Eski Mardin ise bambaşka bir efsuni güzelliğe sahip. Dağın yamaçlarına kurulmuş olan tarihi Mardin, hala dimdik ayakta, bütün ihtişamı ve büyüleyici güzelliği ile, tarihe tanıklık ederek, içerisinde asırlar boyu barındırdığı medeniyetlerin gizemini koruyarak, gelen misafirlerini kucaklayıp, bağrına basıyor. Bu günkü teknoloji ve bilimin halledemiyeceğine inandığım bir harikalıkla kurulmuş olan eski Mardin, Güneşin o yakıcı kavurucu sıcağına meydan okurcasına bir planla, bir malzeme ile inşa edilmiş. Yapılarda O yöreye has toprak görünümlü kesme taşlar kullanılmış. Bu taşlar soğuk ve sıcağa karşı süper bir yalıtımlı izolasyon maddesi. Güneş düşmesin diye Sokaklar daracık yapılmış, Üzeri kapalı değil ama siz kapalı gibi hissediyorsunuz.Sokaklar O kadar dar ki İki kişi yan yana yürüyemez. Gerçekten, O daracık sokaktan ayrılıp, geniş bir alana çıksanız, güneş ve sıcak hemen sizi etkisi altına alıyor. Mahallesi de Çarşısı da böyle en fazla iki metre genişliğindeki cadde ve sokaklarla dolu ve sürekli dolambaçlı. Çok enterasan, Mardin Ulu camiye sadece O daracık sokaklı çarşı içerisinden dolana dolana inebiliyorsunuz. Camii çarşının tam göbeğinde. Dışarıdan görmeniz mümkün değil. Adeta sanki saklanmış. Camiye giden biri mutlaka dükkanların önünden geçmek mecburiyetinde. Bu da ticarete maddi ve manevi büyük katkıda bulunuyor. Eski Mardin’de bir tane iki aracın yan yana geçebileceği bir cadde var ve sadece buradaki dükkanlarda vitrin ve camekan görebilirsiniz. Diğerleri hala asırlar önceki gibi tarihi alış veriş düzeni içerisinde. Ulu cami bizim Anadolu da gördüğümüz Ulu camilerden çok farklı ve enine up uzun yapılmış. Herhalde birinci safın faziletini daha çok kişi kazansın diye böyle yapmışlar. Yine Mardinin en tepe yerlerinden birinde bulunan M.Ö. 3000 yılına ait SUN TEMPLE Güneş tapınağının üzerine 12. Yüzyılda inşa edilen DEYRUL ZAFARAN Manastırı; hala içerisinde 60 rahibenin eğitim gördüğü dünyadaki 9 Metropolden 4’ünü içerisinde barındıran faal durumdaki bir manastır. Görülmeye değer bir yer. Daha bir çok camii ve medreseler mevcut. Yeni Mardin genelde düz arazi üzerine gayet modern bir şekilde inşa edilmiş. Her türlü gereksinime cevap verebilecek nitelikte bir güzel şehir. İnsanları samimi misafirperver ve cana yakınlar.

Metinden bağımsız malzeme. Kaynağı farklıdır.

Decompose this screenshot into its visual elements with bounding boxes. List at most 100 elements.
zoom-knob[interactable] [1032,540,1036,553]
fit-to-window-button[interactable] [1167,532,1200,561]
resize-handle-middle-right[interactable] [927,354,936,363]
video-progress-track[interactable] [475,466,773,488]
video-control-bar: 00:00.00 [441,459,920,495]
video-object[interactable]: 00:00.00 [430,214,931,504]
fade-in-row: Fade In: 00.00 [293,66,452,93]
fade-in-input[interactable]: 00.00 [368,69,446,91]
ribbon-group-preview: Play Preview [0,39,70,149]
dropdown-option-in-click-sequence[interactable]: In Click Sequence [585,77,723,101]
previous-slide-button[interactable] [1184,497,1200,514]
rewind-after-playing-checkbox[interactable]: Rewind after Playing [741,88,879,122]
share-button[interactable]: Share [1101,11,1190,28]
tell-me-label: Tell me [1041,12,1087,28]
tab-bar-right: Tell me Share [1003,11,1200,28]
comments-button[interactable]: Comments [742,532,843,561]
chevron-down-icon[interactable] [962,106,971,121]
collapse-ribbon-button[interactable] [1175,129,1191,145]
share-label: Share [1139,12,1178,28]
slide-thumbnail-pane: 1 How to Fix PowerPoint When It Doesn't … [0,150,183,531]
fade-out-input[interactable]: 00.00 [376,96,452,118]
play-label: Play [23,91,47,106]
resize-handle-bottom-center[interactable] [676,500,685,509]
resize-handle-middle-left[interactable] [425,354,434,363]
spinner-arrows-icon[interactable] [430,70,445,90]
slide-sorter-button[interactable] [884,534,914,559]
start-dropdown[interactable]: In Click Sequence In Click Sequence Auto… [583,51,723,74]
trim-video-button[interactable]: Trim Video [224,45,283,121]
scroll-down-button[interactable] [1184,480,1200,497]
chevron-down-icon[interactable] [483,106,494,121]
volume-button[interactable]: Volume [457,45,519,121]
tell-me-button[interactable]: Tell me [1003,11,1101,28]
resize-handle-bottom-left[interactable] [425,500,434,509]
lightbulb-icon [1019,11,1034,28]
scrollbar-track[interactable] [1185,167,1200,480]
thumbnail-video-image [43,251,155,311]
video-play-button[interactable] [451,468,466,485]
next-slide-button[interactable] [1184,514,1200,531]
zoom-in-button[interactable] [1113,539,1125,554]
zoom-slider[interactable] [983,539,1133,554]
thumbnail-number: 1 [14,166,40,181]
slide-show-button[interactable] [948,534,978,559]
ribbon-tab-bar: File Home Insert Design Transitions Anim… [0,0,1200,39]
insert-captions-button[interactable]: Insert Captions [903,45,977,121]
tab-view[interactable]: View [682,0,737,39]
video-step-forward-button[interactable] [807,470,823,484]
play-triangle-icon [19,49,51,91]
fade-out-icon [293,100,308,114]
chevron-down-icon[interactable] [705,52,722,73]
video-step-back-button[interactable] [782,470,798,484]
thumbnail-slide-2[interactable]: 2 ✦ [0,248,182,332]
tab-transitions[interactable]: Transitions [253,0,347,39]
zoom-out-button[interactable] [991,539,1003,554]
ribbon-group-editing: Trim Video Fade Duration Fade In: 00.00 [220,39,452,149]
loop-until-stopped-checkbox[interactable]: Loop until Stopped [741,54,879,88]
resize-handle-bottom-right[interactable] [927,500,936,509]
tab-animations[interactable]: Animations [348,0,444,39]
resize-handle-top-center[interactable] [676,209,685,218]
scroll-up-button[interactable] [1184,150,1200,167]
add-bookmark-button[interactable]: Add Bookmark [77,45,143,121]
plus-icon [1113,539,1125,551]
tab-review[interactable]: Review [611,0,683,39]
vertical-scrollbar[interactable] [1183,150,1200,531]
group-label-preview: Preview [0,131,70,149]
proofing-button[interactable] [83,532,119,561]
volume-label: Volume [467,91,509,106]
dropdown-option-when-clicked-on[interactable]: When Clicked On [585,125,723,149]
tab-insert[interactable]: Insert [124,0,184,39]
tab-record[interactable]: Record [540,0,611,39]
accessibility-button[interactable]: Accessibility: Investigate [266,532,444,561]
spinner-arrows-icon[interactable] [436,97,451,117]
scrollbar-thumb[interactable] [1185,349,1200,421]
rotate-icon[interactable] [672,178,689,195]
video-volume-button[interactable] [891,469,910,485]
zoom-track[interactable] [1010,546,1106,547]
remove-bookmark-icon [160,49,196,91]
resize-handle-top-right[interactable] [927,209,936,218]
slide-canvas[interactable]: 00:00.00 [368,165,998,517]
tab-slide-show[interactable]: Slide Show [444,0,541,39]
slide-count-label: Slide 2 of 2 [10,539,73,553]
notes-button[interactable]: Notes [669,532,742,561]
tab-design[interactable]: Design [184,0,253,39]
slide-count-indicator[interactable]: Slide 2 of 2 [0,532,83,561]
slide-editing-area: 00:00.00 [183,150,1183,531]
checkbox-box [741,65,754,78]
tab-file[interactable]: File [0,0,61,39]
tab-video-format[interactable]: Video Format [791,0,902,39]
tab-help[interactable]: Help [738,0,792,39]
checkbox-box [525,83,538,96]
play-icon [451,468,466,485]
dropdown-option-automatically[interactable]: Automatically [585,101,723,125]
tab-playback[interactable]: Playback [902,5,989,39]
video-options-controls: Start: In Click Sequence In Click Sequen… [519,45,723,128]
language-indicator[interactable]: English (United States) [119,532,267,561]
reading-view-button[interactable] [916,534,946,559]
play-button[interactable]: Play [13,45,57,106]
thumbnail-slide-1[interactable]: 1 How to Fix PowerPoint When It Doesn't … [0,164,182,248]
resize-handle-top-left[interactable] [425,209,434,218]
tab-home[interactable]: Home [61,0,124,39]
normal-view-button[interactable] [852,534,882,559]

Şahsen ben bu Mardin buluşmasına katılmayan veya katılamayan arkadaşlar, dostlar adına üzüldüm. İçime sinmedi. Böyle güzellikleri yaşayabilecek bir fırsat her zaman insanın eline geçmez. Uzatmıyayım, her neyse kısmet değilmiş. İnşallah ondada bir hayır vardır diyelim. İnşallah 2015 yılı 16-20 Mayısında Erzurumda buluşmak üzere. Hepiniz Allah(c.c)’a emanet olunuz, kardeşlerim.